With the failure of Samsung’s Note 7, which was expected to be the big seller in the phablet category, Huawei and others have an opportunity to fill the gap. While others have concentrated on the smaller end of the phablet scale, with Google’s Pixel XL having a 5.5in screen, Huawei has attempted to address poor battery life and the slowing down of phones over time.
To do that, the Mate 9 has a large 4,000mAh battery that’s about 500mAh larger than most mainstream phablets, including the Pixel XL, along with a learning-based system, which runs locally on the phone and detects usage patterns, preparing apps that are normally used at certain times of the day to launch faster without impacting battery life or performance.

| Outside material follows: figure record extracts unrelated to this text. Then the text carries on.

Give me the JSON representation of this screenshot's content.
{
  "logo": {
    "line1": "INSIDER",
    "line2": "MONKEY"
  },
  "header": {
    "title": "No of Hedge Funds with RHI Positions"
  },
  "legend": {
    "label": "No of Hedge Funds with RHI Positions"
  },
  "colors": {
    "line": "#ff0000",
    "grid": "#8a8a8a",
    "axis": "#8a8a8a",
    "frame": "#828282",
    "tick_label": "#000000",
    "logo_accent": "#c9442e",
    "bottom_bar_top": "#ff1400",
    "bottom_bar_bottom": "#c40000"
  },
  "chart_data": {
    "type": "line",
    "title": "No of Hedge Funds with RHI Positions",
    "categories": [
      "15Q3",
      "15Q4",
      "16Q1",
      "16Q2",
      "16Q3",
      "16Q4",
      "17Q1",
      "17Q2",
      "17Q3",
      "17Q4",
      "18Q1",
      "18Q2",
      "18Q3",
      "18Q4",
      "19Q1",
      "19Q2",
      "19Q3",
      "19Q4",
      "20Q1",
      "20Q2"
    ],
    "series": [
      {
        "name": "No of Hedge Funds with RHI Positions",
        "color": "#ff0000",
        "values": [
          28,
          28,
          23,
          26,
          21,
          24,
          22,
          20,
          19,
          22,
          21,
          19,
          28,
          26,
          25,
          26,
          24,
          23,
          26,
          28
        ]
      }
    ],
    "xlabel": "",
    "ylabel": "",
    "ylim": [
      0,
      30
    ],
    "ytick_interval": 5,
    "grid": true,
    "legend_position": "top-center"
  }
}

Huawei claims the system will also be able to run maintenance routines overnight, clear out the cruft and keep the phone running like new two years down the line. Compared with previous versions of the company’s software, it is expected to run 80% faster after a year.
The Mate 9’s large battery also has Huawei’s new fast-charging system, which like OnePlus’s Dash Charge, moves some of the electronics required to safely charge a battery at high voltage into the charger. The company claims that the new charge system will be able to reach 58% battery capacity in 30 minutes, with a full charge in 90 minutes.
“Battery management research and development is performed in house, and given recent developments we’ve upped research and development spend to make sure nothing similar can happen. We spend a year qualifying and testing components such as batteries both internally and externally before going on sale,” said Ed Gemmell, Huawei’s consumer business group director of communications.
Tablet sales, along with PC sales, are shrinking, as more people use their smartphone as their primary computing device. But whether European and US consumers will take to such a large smartphone remains to be seen.
A limited edition Mate 9 Porsche Design variant, with a smaller 5.5in quad HD curved screen and similar specifications will also be available in the UK and EU costing €1,395 (£1,238), but not in the US.